Huy Tran vows to fight for working families in San Jose
District 4 contender Huy Tran speaks to resident Dalbir Hundan in his home. Photo by Nadia Lopez.

    Huy Tran embodies the first-generation vision of the American Dream.

    His parents, Hai Tran and Kim Ho, fled Vietnam on boats in the aftermath of the Vietnam War, scraping together what little they had to start anew in California.

    Growing up, Tran’s parents worked long hours as landscapers, inspiring him to always fight for the little guy. In college, he got involved in the labor movement as a student organizer to fight against budget cuts to the California State University system.

    After graduating, Tran struggled while working odd jobs and lived out of his car. His friend, Assemblymember Ash Kalra, offered him a place to stay to get back on his feet — and he did. After a few months, Tran returned to community organizing and eventually to law school before he opened his own practice, Justice at Work Law Group with Tomas Margain, dedicated to worker’s rights.

    “We all need a helping hand from time to time,” Kalra said. “He’s never forgotten those who have helped him along the way.
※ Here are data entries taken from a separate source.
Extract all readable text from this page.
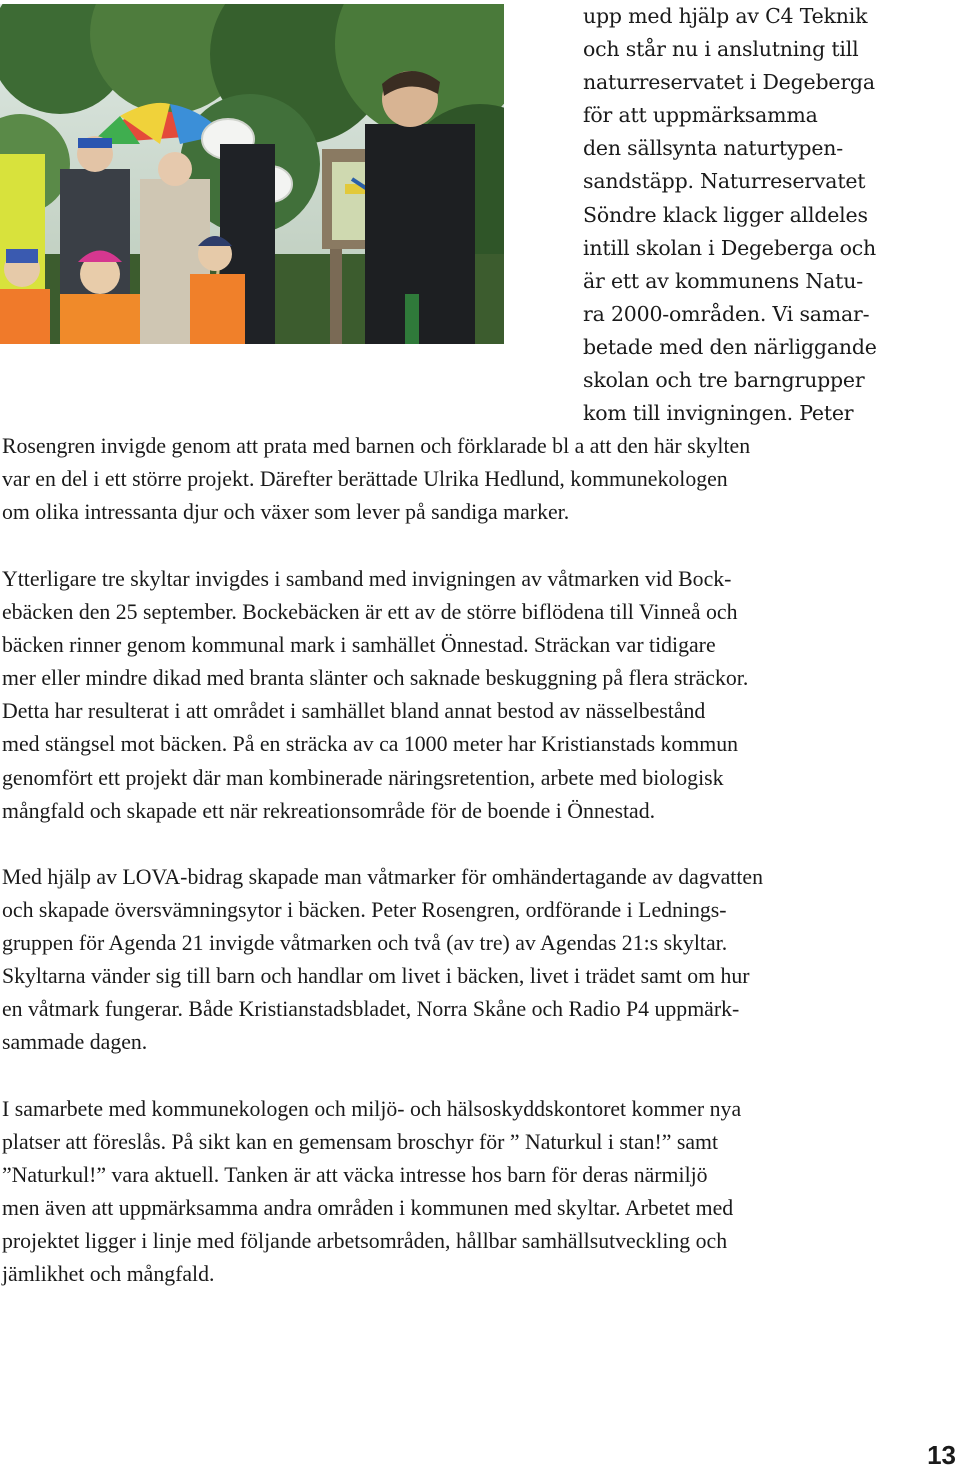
upp med hjälp av C4 Teknik
och står nu i anslutning till
naturreservatet i Degeberga
för att uppmärksamma
den sällsynta naturtypen-
sandstäpp. Naturreservatet
Söndre klack ligger alldeles
intill skolan i Degeberga och
är ett av kommunens Natu-
ra 2000-områden. Vi samar-
betade med den närliggande
skolan och tre barngrupper
kom till invigningen. Peter
Rosengren invigde genom att prata med barnen och förklarade bl a att den här skylten
var en del i ett större projekt. Därefter berättade Ulrika Hedlund, kommunekologen
om olika intressanta djur och växer som lever på sandiga marker.
Ytterligare tre skyltar invigdes i samband med invigningen av våtmarken vid Bock-
ebäcken den 25 september. Bockebäcken är ett av de större biflödena till Vinneå och
bäcken rinner genom kommunal mark i samhället Önnestad. Sträckan var tidigare
mer eller mindre dikad med branta slänter och saknade beskuggning på flera sträckor.
Detta har resulterat i att området i samhället bland annat bestod av nässelbestånd
med stängsel mot bäcken. På en sträcka av ca 1000 meter har Kristianstads kommun
genomfört ett projekt där man kombinerade näringsretention, arbete med biologisk
mångfald och skapade ett när rekreationsområde för de boende i Önnestad.
Med hjälp av LOVA-bidrag skapade man våtmarker för omhändertagande av dagvatten
och skapade översvämningsytor i bäcken. Peter Rosengren, ordförande i Lednings-
gruppen för Agenda 21 invigde våtmarken och två (av tre) av Agendas 21:s skyltar.
Skyltarna vänder sig till barn och handlar om livet i bäcken, livet i trädet samt om hur
en våtmark fungerar. Både Kristianstadsbladet, Norra Skåne och Radio P4 uppmärk-
sammade dagen.
I samarbete med kommunekologen och miljö- och hälsoskyddskontoret kommer nya
platser att föreslås. På sikt kan en gemensam broschyr för ” Naturkul i stan!” samt
”Naturkul!” vara aktuell. Tanken är att väcka intresse hos barn för deras närmiljö
men även att uppmärksamma andra områden i kommunen med skyltar. Arbetet med
projektet ligger i linje med följande arbetsområden, hållbar samhällsutveckling och
jämlikhet och mångfald.
13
He doesn’t see himself running as a way of validating himself, he sees it as a way of empowering a community. I’m very proud of how he’s been running his campaign and who he’s become over the years.”

    For Tran, a 37-year-old employment attorney, his life experiences come full circle as he runs for San Jose’s northernmost region — District 4. He seeks to unseat Councilmember Lan Diep by approaching the city’s most pressing issues — homelessness and housing — and the district’s growth with a bold approach.

    Housing and homelessness

    To address housing, Tran said it’s important to build — but not at the expense of existing affordable units like mobile home parks, for example. He said the “trickle-down” approach, which focuses on building market-rate housing, isn’t working, as people across the socioeconomic ladder still aren’t getting housed.

    “All these theoretical or economic arguments, justifications for how we increase housing production — it’s all pie in the sky,” he said. “What you get is people who are struggling in the streets, families who don’t have a choice but to live in multi-generational households. These are people who have been a part of this community, been a part of the city for decades and they’re right now being squeezed out.”

    Tran is critical of policies that give developers fee reductions or waivers, instead advocating for a commercial linkage fee on new development to spur funds for affordable housing, studying how residential vacancies can be used as housing solutions and enforcing stronger rent control provisions. Tran said getting people housed is the first step in making a dent in the homelessness crisis in addition to treating underlying issues, such as mental health or addiction.

    “We can focus on providing shelter first — that’s how you can get to a place where you can solve a problem,” he said.

    According to recent financial disclosures, Tran has raised nearly $78,000 for his campaign.

    Economic development

    North San Jose has seen a surge of development in recent years, with market-rate townhouses lining once-deserted streets ahead of BART’s arrival. But the area still grapples with a lack of public transit and rising traffic. As the neighborhood transforms, Tran wants to ensure residents aren’t displaced, that growth serves existing residents and that community events, such as the Berryessa Flea Market, are preserved.

    “Managing our growth is going to be very important,” he said. “If we’re going to develop and grow in this area, how do we preserve the culture of places like a flea market, how do we ensure that BART coming in, that Google buying up these new buildings, serves to benefit the folks here?”

    Tran wants to invest more in public transit, especially the city’s bus lines and expanding VTA’s service areas. If taking the bus didn’t take as long or was as efficient as driving, he said, people would use it more.

    Tran is one of three challengers, including Berryessa School Board Trustee David Cohen and tech worker Jamal Khan, who hope to unseat Diep in the March 3 primary.

    Contact Nadia Lopez at [email protected] or follow @n_llopez on Twitter.

    Name: Huy Tran
    Age: 37
    Family: Longtime girlfriend, Joanne
    Political affiliation: Democrat
    Education: Bachelor’s degree in political science, San Jose State University; Juris doctor from Santa Clara University of Law
    Profession: Employment attorney
    Current or previous elected or appointed positions: San Jose’s Housing and Community Development Commission
    Top 3 priorities: Housing; economic development; improving services and community
    Top 3 endorsements: Assemblyman Ash Kalra, San Jose Councilmembers Raul Peralez and Magdalena Carrasco
    Special talent: Tran loves to karaoke. His go-to song is ‘Feeling Good’ by Michael Bublé, which he considers a “celebration song, no matter what.”
    In one sentence, why vote for you? “We need representation that will protect our communities and empower the people that live here.”